Just a few weeks before the scheduled event, Walt’s cousin Lois asked him to perform her wedding ceremony. She was his only girl cousin. It would be an elegant, sophisticated affair in Henry Ford’s lovely Mary-Martha Chapel in Dearborn, Michigan. All of Walt’s relatives would be there, many of whom I’d never met. Daddy and Mother Handford would drive all the way from Seattle.
But the wedding was scheduled for the same weekend as the promotion I’d planned for the book store. Oh, how I worried and schemed and muddled through all sorts of alternatives to make it so I could attend that wedding. But no matter how I tried, I could find no way to honorably fulfill my first obligation to the store and enjoy the wedding, too.
Psalm 15:1 asks the question, “Who may worship in your sanctuary, LORD? Who may enter your presence on your holy hill?” One answer is given in verse 4: “Those who keep their promises even when it hurts.”

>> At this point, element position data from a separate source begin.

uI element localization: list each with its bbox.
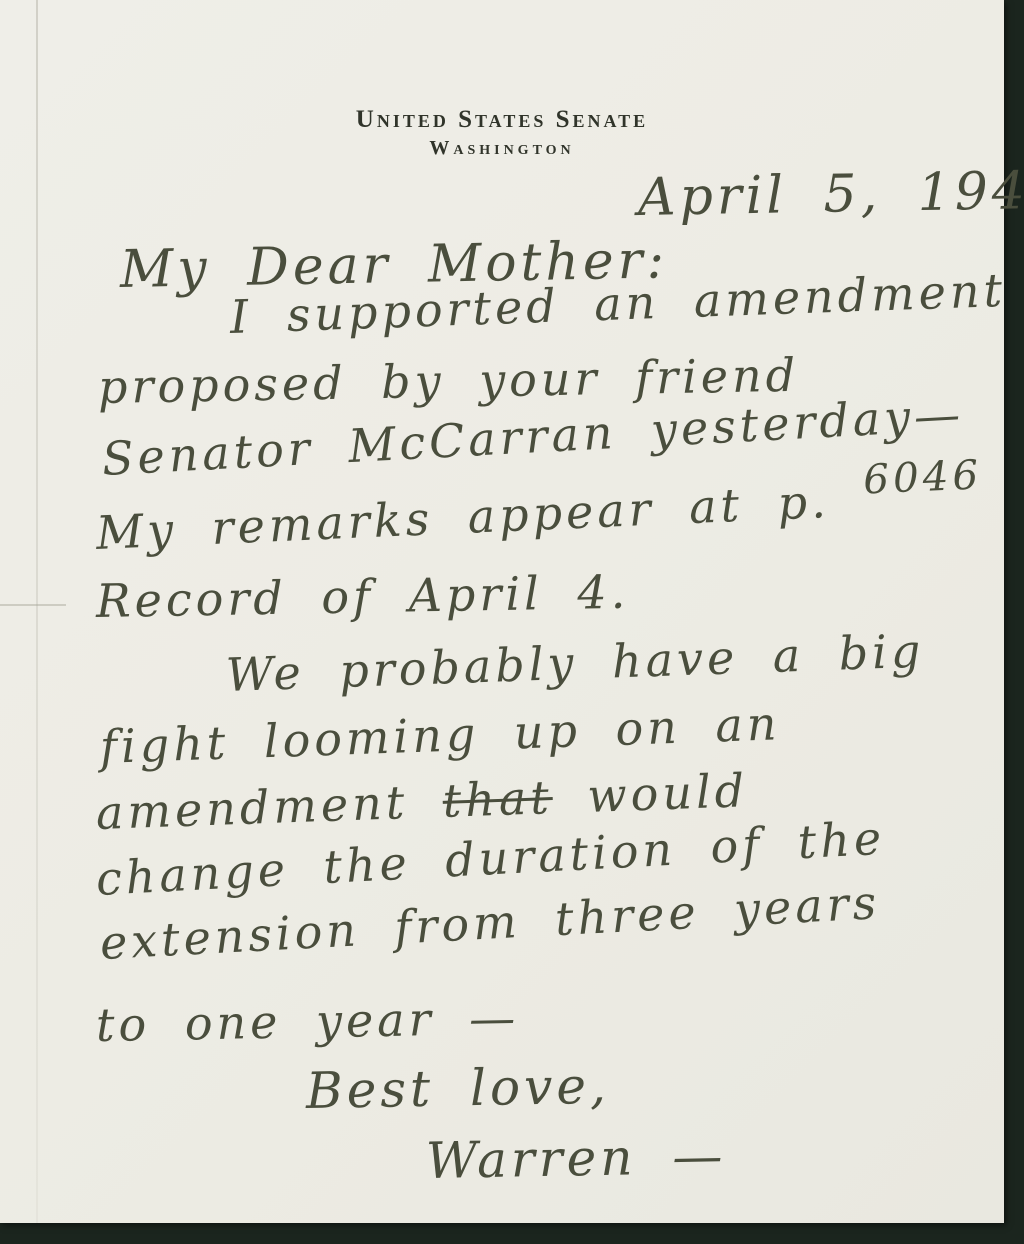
body-line: Record of April 4. (96, 565, 630, 628)
fold-crease-vertical (36, 0, 38, 1223)
letter-signature: Warren — (425, 1127, 726, 1190)
letterhead-city: Washington (0, 137, 1004, 160)
struck-out-word: that (442, 770, 554, 828)
letterhead-organization: United States Senate (0, 106, 1004, 134)
letter-closing: Best love, (305, 1057, 610, 1120)
letterhead: United States Senate Washington (0, 106, 1004, 160)
letter-scan: United States Senate Washington April 5,… (0, 0, 1024, 1244)
body-line-text: would (552, 763, 749, 824)
body-line-text: amendment (95, 774, 444, 840)
body-line: fight looming up on an (99, 696, 781, 774)
body-line-text: My remarks appear at p. (95, 472, 865, 559)
page-number-superscript: 6046 (862, 450, 983, 503)
body-line: to one year — (96, 991, 520, 1052)
body-line: My remarks appear at p. 6046 (95, 467, 984, 560)
body-line: We probably have a big (225, 624, 925, 702)
fold-crease-horizontal (0, 604, 66, 606)
letter-paper: United States Senate Washington April 5,… (0, 0, 1004, 1223)
letter-date: April 5, 1940. (637, 160, 1024, 228)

I did keep my promise, and the celebration at the book store was a boisterous success. Everyone on staff worked hard to handle the scores of excited children. It was essential that I be there to help.

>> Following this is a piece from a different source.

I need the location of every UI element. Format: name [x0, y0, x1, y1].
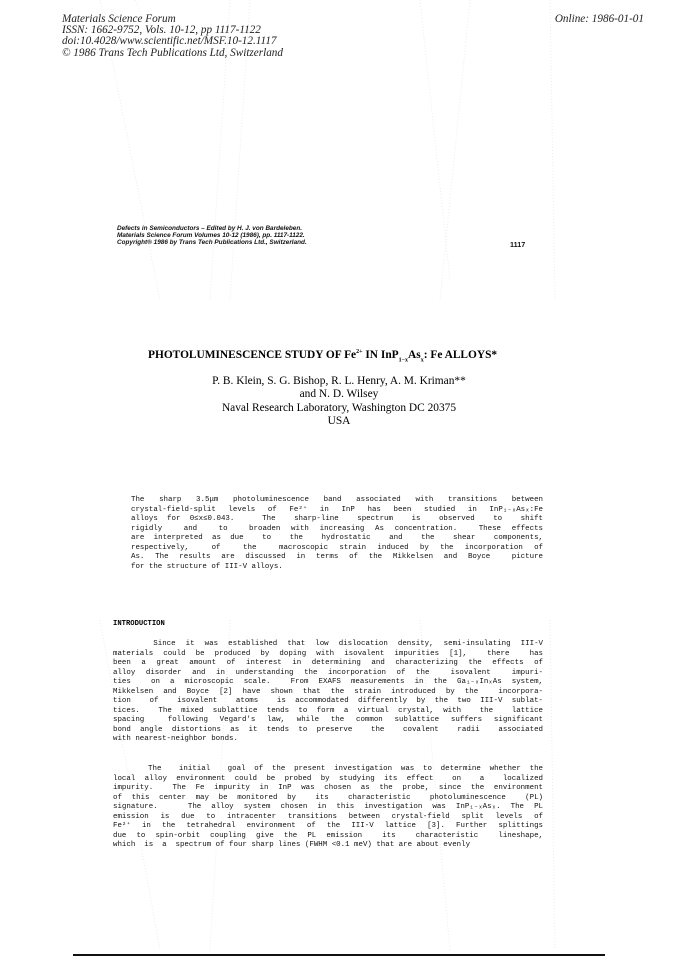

Walt came home and told me all the exciting and happy details about the gorgeous wedding and reception (including his having to tell his aged, innocent, Scotch-covenanter father that the cup of punch he was drinking was spiked!) I listened enviously but with a clear conscience. I had kept a promise, even when it hurt.
Not long ago I sat in a business meeting where assignments were being handed out to each of the committee. Someone grumbled, “You can assign these, but folks won’t do it, you’ll see.” But the chairman said, “Well, if Libby promises to do something, she’ll do it. You’ll see.”
God knows I wish that were always true of me! But it’s a worthy goal: to always, always keep my promise even when it hurts. God Himself sets the example. Psalm 146:5,6 says:
Happy are those whose hope is in the LORD their God.
He is the one who made heaven and earth,
the sea, and everything in them.
He is the One who keeps every promise forever.
Because God keeps every promise He ever makes, He can help me-and you-to keep the promises we make.